Special offer

Mortgage refinance – Save Your Money With New Package of Refinance

By
Services for Real Estate Pros with Shiva Eng

You may have seen ads for the Countrywide “no cost refi” loan lately, a mortgage refinance program that promises no fees or out-of-pocket expenses when you refinance your existing mortgage.

While this type of offer is by no means a new concept, it’s definitely a subject worth revisiting to ensure people understand what they’re getting when they choose a no cost refinance option.

A no closing cost refinance is essentially a loan transaction in which the lender or broker pays settlement costs, including typical fees such as processing and underwriting fees, appraisal fee, title/escrow fees, loan origination points, and so on.

A bank or lender may also bundle your closing costs on top of your loan amount, increasing the size of your loan, making it a “no-cash” loan. Though you may avoid out of pocket expenses and upfront fees, these costs are not lender paid, and the loan is not a true no cost loan.

So how do banks and lenders make up for the absence of fees that normally must be paid?
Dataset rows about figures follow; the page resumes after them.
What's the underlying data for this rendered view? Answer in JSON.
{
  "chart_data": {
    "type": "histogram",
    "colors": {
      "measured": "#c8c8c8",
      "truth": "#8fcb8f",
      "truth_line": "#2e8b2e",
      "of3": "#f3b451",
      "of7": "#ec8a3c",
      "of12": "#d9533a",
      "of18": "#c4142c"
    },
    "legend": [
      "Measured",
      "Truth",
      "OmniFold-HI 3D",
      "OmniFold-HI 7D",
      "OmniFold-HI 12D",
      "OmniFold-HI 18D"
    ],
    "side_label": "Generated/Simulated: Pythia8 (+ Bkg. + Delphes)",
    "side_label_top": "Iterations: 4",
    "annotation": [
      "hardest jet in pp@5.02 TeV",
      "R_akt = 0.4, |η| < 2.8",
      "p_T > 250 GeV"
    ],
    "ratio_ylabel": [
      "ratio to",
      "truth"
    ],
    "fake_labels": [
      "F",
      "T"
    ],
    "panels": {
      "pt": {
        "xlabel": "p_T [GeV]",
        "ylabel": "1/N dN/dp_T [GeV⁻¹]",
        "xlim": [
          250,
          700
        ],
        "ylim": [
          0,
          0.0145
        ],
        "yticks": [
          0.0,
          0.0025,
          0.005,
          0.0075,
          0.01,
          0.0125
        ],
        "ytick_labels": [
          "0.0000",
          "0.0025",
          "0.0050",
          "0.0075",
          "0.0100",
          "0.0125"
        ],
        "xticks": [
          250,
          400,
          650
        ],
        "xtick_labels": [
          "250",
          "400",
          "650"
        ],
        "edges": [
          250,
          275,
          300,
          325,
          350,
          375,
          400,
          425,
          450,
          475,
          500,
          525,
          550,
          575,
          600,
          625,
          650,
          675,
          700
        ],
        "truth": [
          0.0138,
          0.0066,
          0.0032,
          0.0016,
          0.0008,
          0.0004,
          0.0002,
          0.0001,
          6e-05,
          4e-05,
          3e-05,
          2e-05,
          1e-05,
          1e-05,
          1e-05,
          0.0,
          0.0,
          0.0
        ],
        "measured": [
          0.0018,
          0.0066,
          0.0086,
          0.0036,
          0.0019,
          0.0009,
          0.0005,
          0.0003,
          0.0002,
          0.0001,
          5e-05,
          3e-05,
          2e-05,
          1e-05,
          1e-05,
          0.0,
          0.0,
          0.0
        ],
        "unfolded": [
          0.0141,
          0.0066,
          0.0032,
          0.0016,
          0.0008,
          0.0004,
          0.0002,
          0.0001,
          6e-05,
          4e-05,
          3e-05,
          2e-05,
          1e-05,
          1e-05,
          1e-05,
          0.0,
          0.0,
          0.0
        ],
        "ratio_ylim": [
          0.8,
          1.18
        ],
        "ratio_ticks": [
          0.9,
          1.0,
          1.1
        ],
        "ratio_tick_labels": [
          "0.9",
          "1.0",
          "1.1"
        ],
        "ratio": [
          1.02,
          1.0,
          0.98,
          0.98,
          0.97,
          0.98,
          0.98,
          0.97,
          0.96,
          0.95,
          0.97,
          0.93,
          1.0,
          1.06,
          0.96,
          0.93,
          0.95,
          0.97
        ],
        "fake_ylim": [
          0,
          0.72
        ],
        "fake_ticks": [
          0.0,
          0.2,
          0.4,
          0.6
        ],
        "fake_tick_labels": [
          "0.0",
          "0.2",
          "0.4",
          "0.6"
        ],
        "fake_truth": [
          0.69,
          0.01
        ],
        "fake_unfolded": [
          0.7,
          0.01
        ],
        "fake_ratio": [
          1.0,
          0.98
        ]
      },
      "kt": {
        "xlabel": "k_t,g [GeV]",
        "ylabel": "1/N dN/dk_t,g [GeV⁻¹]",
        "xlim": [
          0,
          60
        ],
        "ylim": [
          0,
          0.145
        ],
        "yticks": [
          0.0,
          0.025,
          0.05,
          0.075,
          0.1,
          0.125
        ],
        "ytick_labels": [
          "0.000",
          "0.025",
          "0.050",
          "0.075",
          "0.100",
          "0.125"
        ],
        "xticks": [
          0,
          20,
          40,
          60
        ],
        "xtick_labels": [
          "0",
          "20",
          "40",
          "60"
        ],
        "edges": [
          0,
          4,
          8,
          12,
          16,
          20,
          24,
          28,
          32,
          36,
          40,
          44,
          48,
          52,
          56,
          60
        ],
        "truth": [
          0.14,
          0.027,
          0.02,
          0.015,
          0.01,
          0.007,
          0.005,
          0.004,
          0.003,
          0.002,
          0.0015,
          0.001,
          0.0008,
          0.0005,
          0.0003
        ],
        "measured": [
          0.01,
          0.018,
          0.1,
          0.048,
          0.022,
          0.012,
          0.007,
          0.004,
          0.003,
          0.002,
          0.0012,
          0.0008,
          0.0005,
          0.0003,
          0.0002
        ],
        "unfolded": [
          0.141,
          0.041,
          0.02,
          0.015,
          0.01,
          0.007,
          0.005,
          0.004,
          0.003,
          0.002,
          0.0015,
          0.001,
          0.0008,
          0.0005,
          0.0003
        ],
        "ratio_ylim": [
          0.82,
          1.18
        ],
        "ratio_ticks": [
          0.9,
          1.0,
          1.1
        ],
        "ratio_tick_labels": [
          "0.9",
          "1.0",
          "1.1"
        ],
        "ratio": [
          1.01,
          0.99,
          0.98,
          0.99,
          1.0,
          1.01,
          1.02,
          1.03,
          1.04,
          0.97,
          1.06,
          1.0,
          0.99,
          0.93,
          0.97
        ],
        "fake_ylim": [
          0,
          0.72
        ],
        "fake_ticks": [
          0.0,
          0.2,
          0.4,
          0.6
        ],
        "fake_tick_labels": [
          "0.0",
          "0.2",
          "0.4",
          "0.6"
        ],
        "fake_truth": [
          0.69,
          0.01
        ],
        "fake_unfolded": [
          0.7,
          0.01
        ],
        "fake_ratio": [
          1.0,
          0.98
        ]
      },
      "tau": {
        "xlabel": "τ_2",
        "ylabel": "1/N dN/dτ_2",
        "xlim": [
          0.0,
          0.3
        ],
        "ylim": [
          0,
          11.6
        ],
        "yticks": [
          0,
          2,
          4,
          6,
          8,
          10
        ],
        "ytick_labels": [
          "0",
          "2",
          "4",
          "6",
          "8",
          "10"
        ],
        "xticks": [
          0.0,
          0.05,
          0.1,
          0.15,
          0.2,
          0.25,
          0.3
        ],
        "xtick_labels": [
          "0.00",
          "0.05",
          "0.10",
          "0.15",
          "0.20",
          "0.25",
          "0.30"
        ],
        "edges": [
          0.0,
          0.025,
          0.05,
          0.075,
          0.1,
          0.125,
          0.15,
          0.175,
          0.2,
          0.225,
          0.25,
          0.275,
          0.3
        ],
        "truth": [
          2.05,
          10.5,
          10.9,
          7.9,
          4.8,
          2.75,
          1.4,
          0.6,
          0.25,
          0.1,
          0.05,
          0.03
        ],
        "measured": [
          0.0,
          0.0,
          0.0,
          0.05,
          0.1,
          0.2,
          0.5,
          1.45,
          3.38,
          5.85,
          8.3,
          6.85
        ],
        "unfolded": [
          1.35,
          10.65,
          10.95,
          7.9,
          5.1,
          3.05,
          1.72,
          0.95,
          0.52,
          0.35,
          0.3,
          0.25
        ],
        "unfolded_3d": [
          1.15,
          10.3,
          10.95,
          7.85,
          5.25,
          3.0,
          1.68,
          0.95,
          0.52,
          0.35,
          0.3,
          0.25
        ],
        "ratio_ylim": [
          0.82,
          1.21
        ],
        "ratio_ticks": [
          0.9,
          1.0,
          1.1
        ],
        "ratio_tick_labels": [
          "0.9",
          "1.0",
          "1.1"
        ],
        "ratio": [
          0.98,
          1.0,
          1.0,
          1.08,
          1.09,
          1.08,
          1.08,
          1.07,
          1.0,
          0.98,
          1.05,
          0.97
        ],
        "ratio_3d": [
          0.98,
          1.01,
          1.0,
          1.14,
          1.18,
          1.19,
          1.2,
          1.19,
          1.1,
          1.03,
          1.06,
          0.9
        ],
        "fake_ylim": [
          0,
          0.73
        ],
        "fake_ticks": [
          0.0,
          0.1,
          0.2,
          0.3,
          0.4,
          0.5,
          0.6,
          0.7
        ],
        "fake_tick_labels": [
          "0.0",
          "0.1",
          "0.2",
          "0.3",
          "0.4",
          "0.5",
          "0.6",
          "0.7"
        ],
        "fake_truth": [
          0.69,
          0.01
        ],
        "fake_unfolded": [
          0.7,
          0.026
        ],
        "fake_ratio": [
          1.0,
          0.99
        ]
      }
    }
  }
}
The reality of the situation is that these types of loans will actually bump up your interest rate, sometimes dramatically in order to make up for the missing fees that are usually charged at closing.

Also note that no cost refinances will vary by lender, and some programs may cover all costs, while others may still charge you for certain third-party fees such as per diem interest, insurance, taxes, and even points!

Mortgage brokers can also setup a no cost refinance for you, adjusting their yield-spread premium to the point where they make enough money to offset the fees associated with the loan.

Let’s look at an example to illustrate the program:

Imagine that you’re credit profile allows you to qualify for a Loan Modification at an interest rate of 6% on a $500,000 loan, paying a point to the lender and another $2,500 in closing costs totaling $7,500. While this may seem like a large upfront cost, the trade off may be a lower interest rate.

With Countrywide’s “No Cost Refi” program you’ll cruise through the transaction without paying a dime, but you may end up with an interest rate of 6.5% or higher on the very same transaction.

Assuming you make the interest-only payment each month, you’ll pay an additional $200 a month, or roughly $2,400 annually if you select the “no cost refi” at an interest rate of 6.5%.

This is the point where you need to ask yourself what you plan to do with the property and the mortgage. If you’re planning on upgrading to a more expensive home in just a few years, or if you’re the type that refinances often, paying upfront costs for a lower interest rate may be a losing endeavor. For you, a no cost loan may be a good choice.

But if you plan to stay in the home for five or more years (or whenever the break-even point takes place), it would make sense to pay a little more upfront for future savings. After all, that $200 discount each month might ease your budgeting woes in the future, and amount to some serious savings if you stick with the mortgage for the long term.

Remember, no cost loans aren’t inherently good or bad. Their associated benefit or cost will really depend on your unique financial situation.